As part of a chain, the Microtel doesn't have much character, of course. But we got that at the Bridge Inn in Tomahawk, a small town in central Wisconsin only known to me because I had visited it almost 25 years ago. I didn't notice the Bridge Inn in August 1978, but I'm fairly certain it was there at the time, because it looks like it hasn't changed since at least that year, and very likely since 1968.
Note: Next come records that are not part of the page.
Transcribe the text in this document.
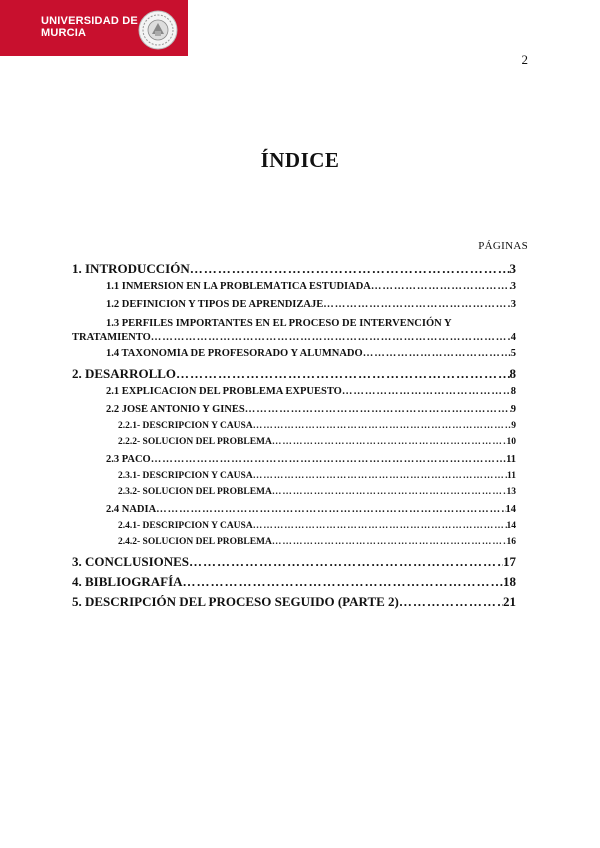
UNIVERSIDAD DE
MURCIA
2
ÍNDICE
PÁGINAS
1. INTRODUCCIÓN ……………………………………………………………………………………………………………………………………………………………………………………	3
1.1 INMERSIÓN EN LA PROBLEMÁTICA ESTUDIADA ……………………………………………………………………………………………………………………………………………………………………………………	3
1.2 DEFINICIÓN Y TIPOS DE APRENDIZAJE ……………………………………………………………………………………………………………………………………………………………………………………	3
1.3 PERFILES IMPORTANTES EN EL PROCESO DE INTERVENCIÓN Y
TRATAMIENTO ……………………………………………………………………………………………………………………………………………………………………………………	4
1.4 TAXONOMÍA DE PROFESORADO Y ALUMNADO ……………………………………………………………………………………………………………………………………………………………………………………	5
2. DESARROLLO ……………………………………………………………………………………………………………………………………………………………………………………	8
2.1 EXPLICACIÓN DEL PROBLEMA EXPUESTO ……………………………………………………………………………………………………………………………………………………………………………………	8
2.2 JOSÉ ANTONIO Y GINÉS ……………………………………………………………………………………………………………………………………………………………………………………	9
2.2.1- DESCRIPCIÓN Y CAUSA ……………………………………………………………………………………………………………………………………………………………………………………	9
2.2.2- SOLUCIÓN DEL PROBLEMA ……………………………………………………………………………………………………………………………………………………………………………………	10
2.3 PACO ……………………………………………………………………………………………………………………………………………………………………………………	11
2.3.1- DESCRIPCIÓN Y CAUSA ……………………………………………………………………………………………………………………………………………………………………………………	11
2.3.2- SOLUCIÓN DEL PROBLEMA ……………………………………………………………………………………………………………………………………………………………………………………	13
2.4 NADIA ……………………………………………………………………………………………………………………………………………………………………………………	14
2.4.1- DESCRIPCIÓN Y CAUSA ……………………………………………………………………………………………………………………………………………………………………………………	14
2.4.2- SOLUCIÓN DEL PROBLEMA ……………………………………………………………………………………………………………………………………………………………………………………	16
3. CONCLUSIONES ……………………………………………………………………………………………………………………………………………………………………………………	17
4. BIBLIOGRAFÍA ……………………………………………………………………………………………………………………………………………………………………………………	18
5. DESCRIPCIÓN DEL PROCESO SEGUIDO (PARTE 2) ……………………………………………………………………………………………………………………………………………………………………………………	21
This includes Don & Ruth, who own the place, and have that air of being fixtures themselves. When we arrived on the afternoon of the last day of June, the elderly couple were to be found in the lobby, a dim chamber sharing the main motif of the place -- deep brown wood -- with Ruth womaning the desk. She politely looked my reservation up in a handwritten ledger, yep, Stribling, one night. Fill out this card, please. Meanwhile, Don was parked on a nearby lounge chair, watching but not really watching TV. Magazines littered a nearby couch. I think he enjoyed his crossword puzzles. A couple of local-interest posters were tacked to the walls, and off in the corner, the effect was complete: a cigarette machine. It had a permanent-looking OUT OF ORDER sign taped to it, but that didn't spoil things. Call the Smithsonian. That institution needs to collect these machines. Don't let Don & Ruth's heirs take it to the local dump.
This was a wonderful place for me, frankly because it tapped into personal nostalgia. It had a few other nice features, such as the fact that you could sit outside your room on a porch looking straight at the Wisconsin River a hundred feet away. But more than that, the place was a conflation of every motel I stayed at as a kid in the late '60s. The details were right:
• The aforementioned cigarette machine.
• The brown walls and the burnt-orange shag carpet.
• Lamps hanging from the ceiling by gold-colored chains that attempt to hide the electrical cords.
• Those same lamps, which were in the shape of -- there are no words in the language of geometry for those shapes, really, but it looked like some lamp designer took Escher as an inspiration for his multi-angled creations, and failed.
• The bottle opener affixed under the sink.
• The plastic Do Not Disturb sign, meant to hang on the doorknob, with the ’20s-style bellhop on the obverse, and the '20s maid on the Clean Room reverse.
• Best of all, a SANITIZED FOR YOU PROTECTION strip on the toilet upon arrival.